Cuanto más dura había sido la vida de un hombre antes del campo, mayor era el fervor con el que mentía. Aquellos embustes no servían a ningún objetivo práctico; más bien representaban un himno a la libertad: un hombre fuera del campo no podía ser desgraciado…

Antes de la guerra aquel campo se denominaba campo para criminales políticos.

El nacionalsocialismo había creado un nuevo tipo de prisioneros políticos: los criminales que no habían cometido ningún crimen.
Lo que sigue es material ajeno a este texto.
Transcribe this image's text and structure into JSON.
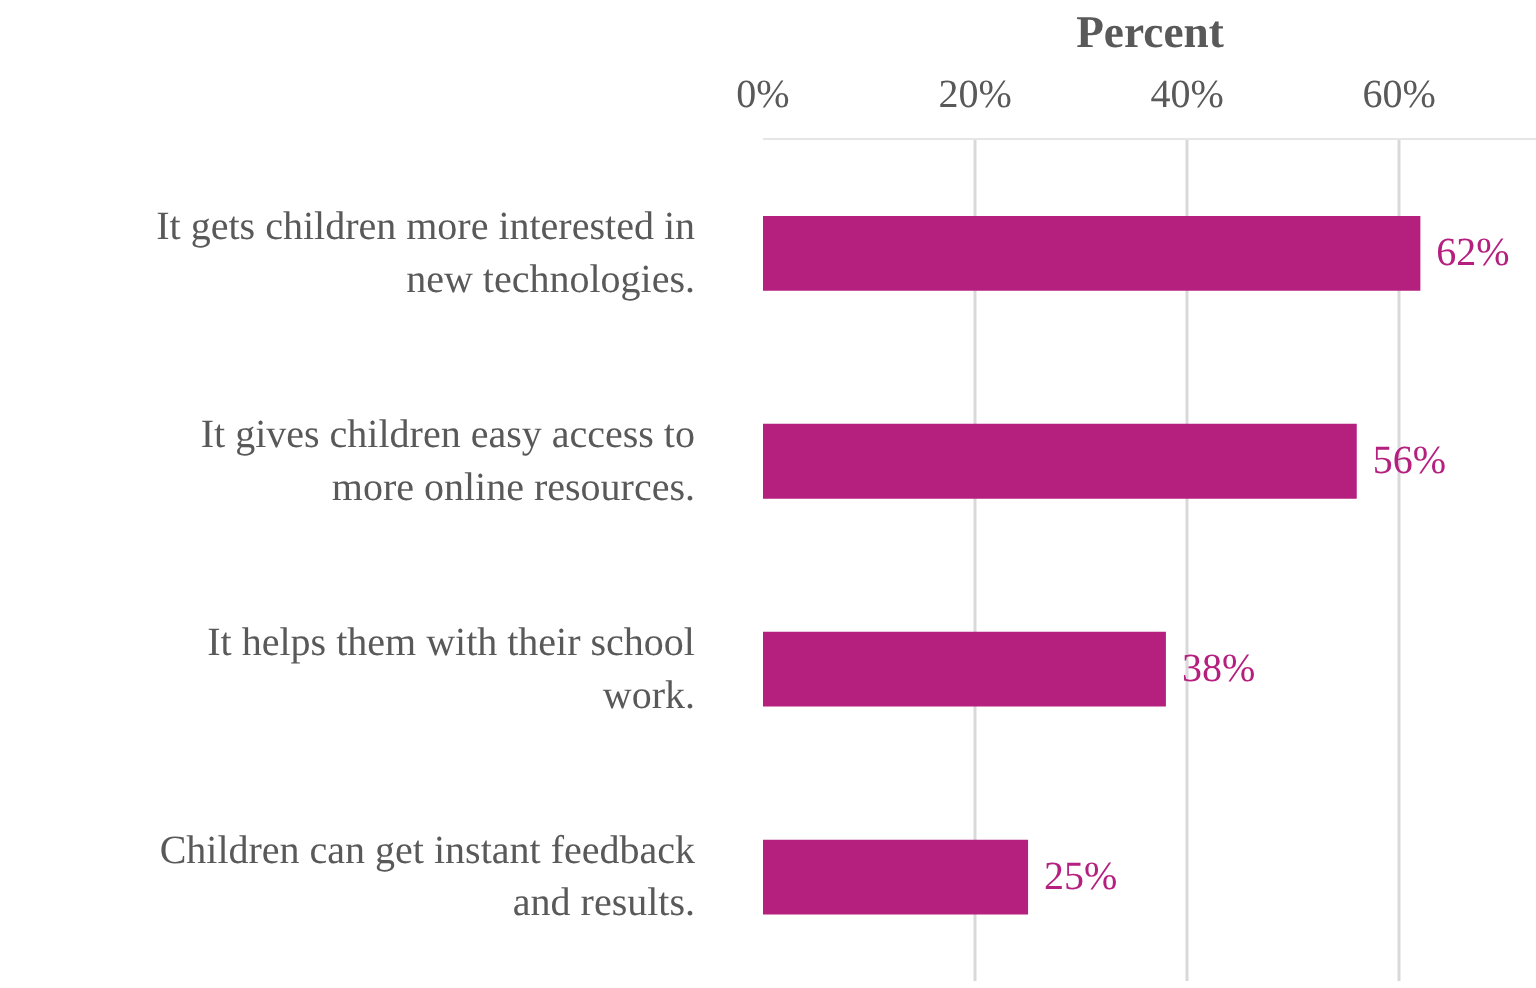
{
  "chart_data": {
    "type": "bar",
    "orientation": "horizontal",
    "xlabel": "Percent",
    "categories": [
      "It gets children more interested in new technologies.",
      "It gives children easy access to more online resources.",
      "It helps them with their school work.",
      "Children can get instant feedback and results."
    ],
    "values": [
      62,
      56,
      38,
      25
    ],
    "value_labels": [
      "62%",
      "56%",
      "38%",
      "25%"
    ],
    "color": "#b5207f",
    "xlim": [
      0,
      73
    ],
    "xticks": [
      {
        "value": 0,
        "label": "0%"
      },
      {
        "value": 20,
        "label": "20%"
      },
      {
        "value": 40,
        "label": "40%"
      },
      {
        "value": 60,
        "label": "60%"
      }
    ],
    "grid": "x"
  }
}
Muchos ciudadanos iban a parar al campo por haber contado un chiste de contenido político o por haber expresado una observación crítica al régimen hitleriano en una conversación entre amigos. No habían hecho circular octavillas, no habían participado en reuniones clandestinas. Se los acusaba de ser sospechosos de poder hacerlo.

La reclusión de prisioneros de guerra en los campos de concentración para prisioneros políticos era otra de las innovaciones del fascismo. Allí convivían pilotos ingleses y americanos abatidos sobre territorio alemán, comandantes y comisarios del Ejército Rojo. Estos últimos eran de especial interés para la Gestapo y se les exigía que dieran información, colaboraran, suscribieran toda clase de proclamas.

En el campo había saboteadores: trabajadores que se habían atrevido a abandonar el trabajo sin autorización en las fábricas militares o en las obras en construcción. La reclusión en campos de concentración de obreros cuyo trabajo se consideraba deficiente también era un hallazgo del nacionalsocialismo.

Había en el campo hombres con franjas de tela lila en las chaquetas: emigrados alemanes huidos de la Alemania fascista. Era ésta, asimismo, una novedad introducida por el fascismo: todo aquel que hubiera abandonado Alemania, aun cuando se hubiera comportado de manera leal a ella, se convertía en un enemigo político.